Isle of Wight Observer, May 20, 1854
The influx of visitors at this time of the year gives promise of a very prosperous season for Ryde. By a reference to our List, it will be seen that all, or nearly all, of the principle houses are taken, while the lodgings are gradually filling. The yachting movements, however, are very backward, and we anticipate but few aquatic sports during the summer.
There is a great number of houses building in the town, designed for lodging houses; and one almost wonders where the people to fill them are to come from, yet they are tenanted as soon as built. Within the last year, there have been added to our resources for the accommodation of visitors, a fine terrace facing Union-street, another opposite the RVYC house; another parallel with Brigstocke Terrace in St Thomas’-street; five houses added to Lind-terrace; about a dozen superior class houses in George-street, nearly a score in Belvedere-street, opposite Trinity Church; beside numerous additions in Monkton-street, the Strand, Pelham-field &c. The beautiful estate of St John’s is about to be laid out in a fine park and sites to let for building.

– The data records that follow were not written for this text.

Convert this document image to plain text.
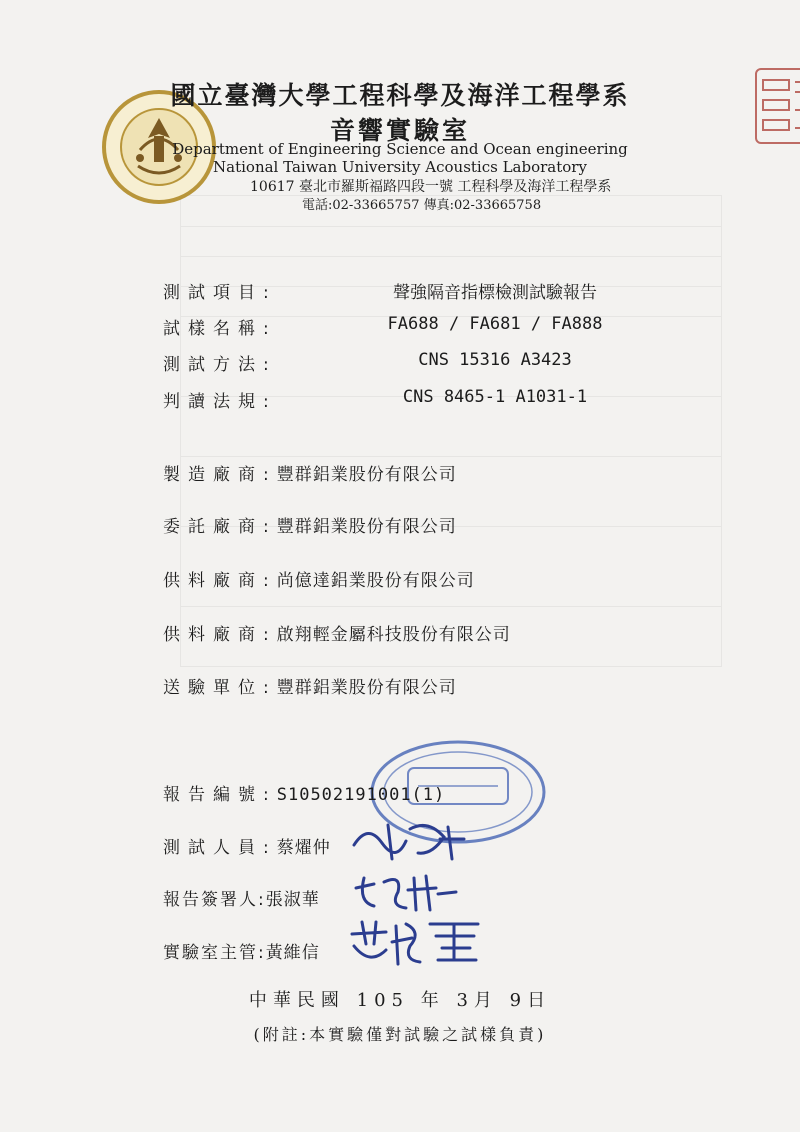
國立臺灣大學工程科學及海洋工程學系
音響實驗室
Department of Engineering Science and Ocean engineering
National Taiwan University Acoustics Laboratory
10617 臺北市羅斯福路四段一號 工程科學及海洋工程學系
電話:02-33665757 傳真:02-33665758
測試項目:	聲強隔音指標檢測試驗報告
試樣名稱:	FA688 / FA681 / FA888
測試方法:	CNS 15316 A3423
判讀法規:	CNS 8465-1 A1031-1
製造廠商:豐群鋁業股份有限公司
委託廠商:豐群鋁業股份有限公司
供料廠商:尚億達鋁業股份有限公司
供料廠商:啟翔輕金屬科技股份有限公司
送驗單位:豐群鋁業股份有限公司
報告編號:S10502191001(1)
測試人員:蔡燿仲
報告簽署人:張淑華
實驗室主管:黃維信
中華民國 105 年 3月 9日
(附註:本實驗僅對試驗之試樣負責)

A very superior class of detached villas is already in the course of erection there, seven of which are completed and tenanted. There are also mansions building by George Young esq, and Dr Cottle, which throw the old manor of SIMEON into insignificance. On the west of the town the Binstead estate which has scarcely increased since the memory of man, is rapidly being let off on building leases, and we have no doubt but some good houses will shortly be erected on it. The Quarr mansion is, we are glad to see, about to be completed, after many years of stand-still.

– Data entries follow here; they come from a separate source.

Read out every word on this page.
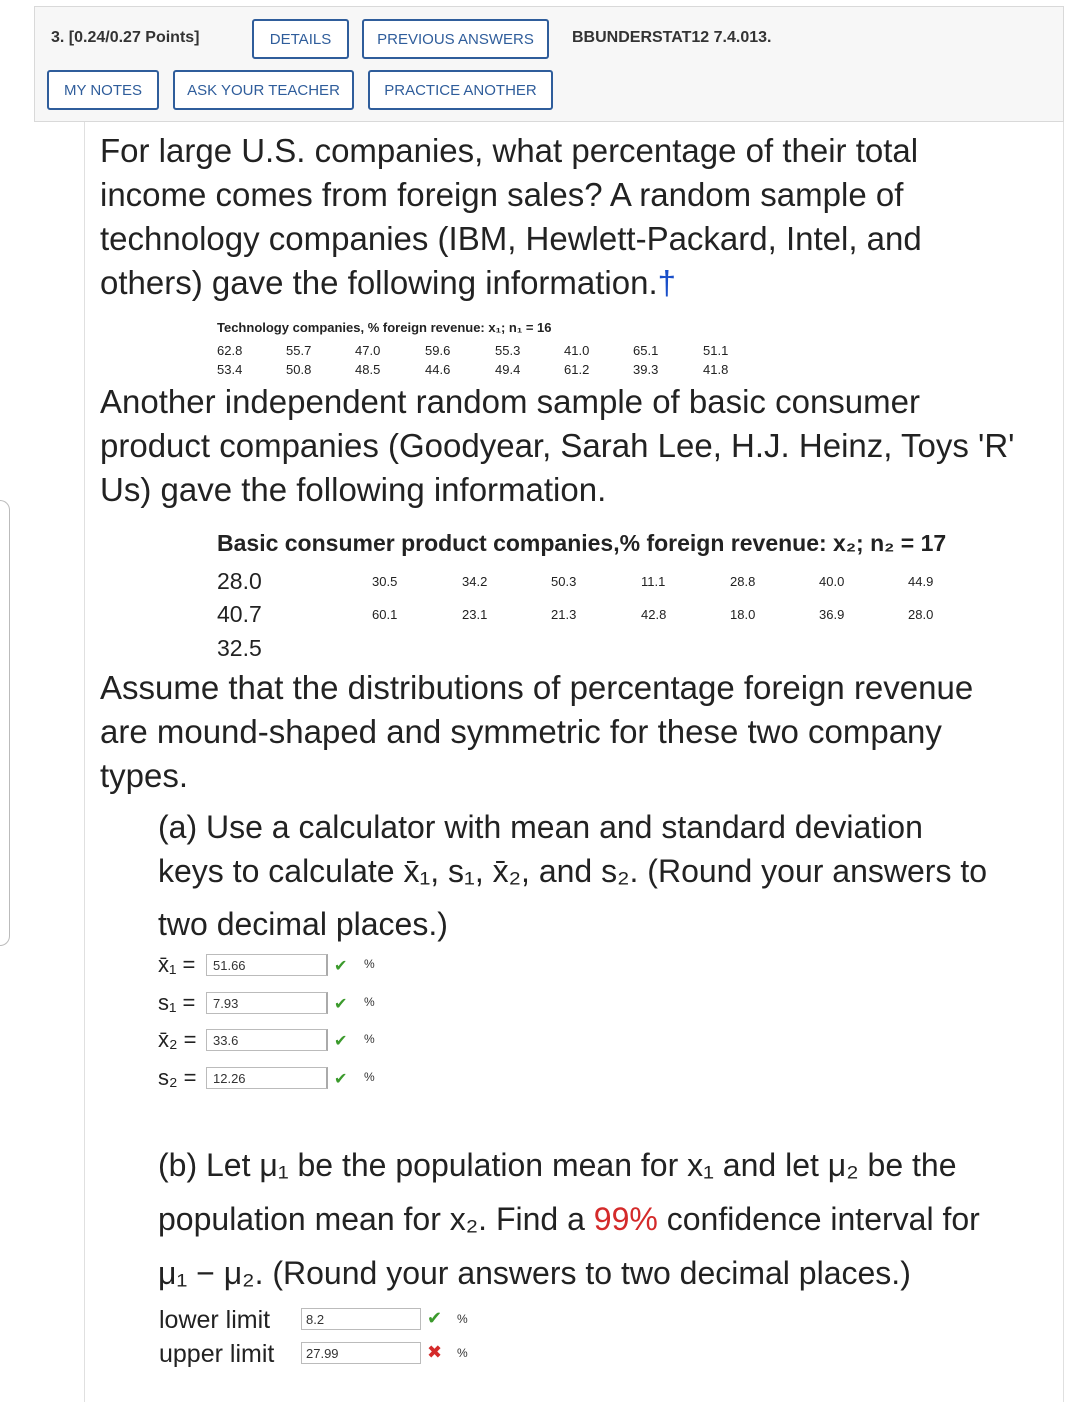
3. [0.24/0.27 Points]	DETAILS	PREVIOUS ANSWERS	BBUNDERSTAT12 7.4.013.
MY NOTES	ASK YOUR TEACHER	PRACTICE ANOTHER
For large U.S. companies, what percentage of their total
income comes from foreign sales? A random sample of
technology companies (IBM, Hewlett-Packard, Intel, and
others) gave the following information.†
Technology companies, % foreign revenue: x₁; n₁ = 16
62.8	55.7	47.0	59.6	55.3	41.0	65.1	51.1
53.4	50.8	48.5	44.6	49.4	61.2	39.3	41.8
Another independent random sample of basic consumer
product companies (Goodyear, Sarah Lee, H.J. Heinz, Toys 'R'
Us) gave the following information.
Basic consumer product companies,% foreign revenue: x₂; n₂ = 17
28.0	30.5	34.2	50.3	11.1	28.8	40.0	44.9
40.7	60.1	23.1	21.3	42.8	18.0	36.9	28.0
32.5
Assume that the distributions of percentage foreign revenue
are mound-shaped and symmetric for these two company
types.
(a) Use a calculator with mean and standard deviation
keys to calculate x̄₁, s₁, x̄₂, and s₂. (Round your answers to
two decimal places.)
x̄₁ =	51.66	✔ %
s₁ =	7.93	✔ %
x̄₂ =	33.6	✔ %
s₂ =	12.26	✔ %
(b) Let μ₁ be the population mean for x₁ and let μ₂ be the
population mean for x₂. Find a 99% confidence interval for
μ₁ − μ₂. (Round your answers to two decimal places.)
lower limit	8.2	✔ %
upper limit	27.99	✖ %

When the new Bill now before Parliament becomes Law, many public improvements will be carried into effect for the general good. Among them, a bountiful supply of excellent water; improved sanitary arrangements; the formation of an esplanade on the shore eastward to meet that of the Strand, which will make an excellent marine drive and promenade, now much required; and other matters of a desirable but minor nature. Ryde, therefore, bids fair to attain a first-rate position among the Watering places of the Kingdom.
February 10th, 1855
THE PROPOSED ESPLANADE
To the Editor of the Isle of Wight Observer Sir, can you inform your readers, through the medium of your columns, where there is any foundation for the following report, which has been rife in this town for some time past, viz:
That a memorial to the Lords of the Admiralty, drawn up by Mr Jaques and signed by Mr Perkis, and other kindred spirits, has been presented, praying the interference of the Board to stop the formation of the Esplanade from the Pier to the Castle.
If this report is a true one it is very likely to turn out as disastrous as the 2d Highway Rate, as it may cause an enquiry to be made by the Board, and all its attendant expenses visited upon the town – or upon the plaintiffs, as in the Highway case. At any rate, Sir, it is highly necessary that the facts should be known, so that steps might be taken, if thought desirable, to counteract the effect of such a suicidal and stupendous act of folly.
Our Town Commissioners should enquire into this.
AN ANXIOUS IMPROVER
[This memorial, having been signed by nearly all the pilots, watermen, and fishermen, was forwarded to the Admiralty about a fortnight since. The objection raised by these men is principally that the erection of a sea wall on the proposed site will leave them without a place to haul a boat up, and also render the coast dangerous. We have heard that another memorial will be forwarded to the Woods and Forests for an enquiry. Should this be true, the town may be blessed with a double inquiry, of no practical end whatever except levying some £300 upon the ratepayers of the town.]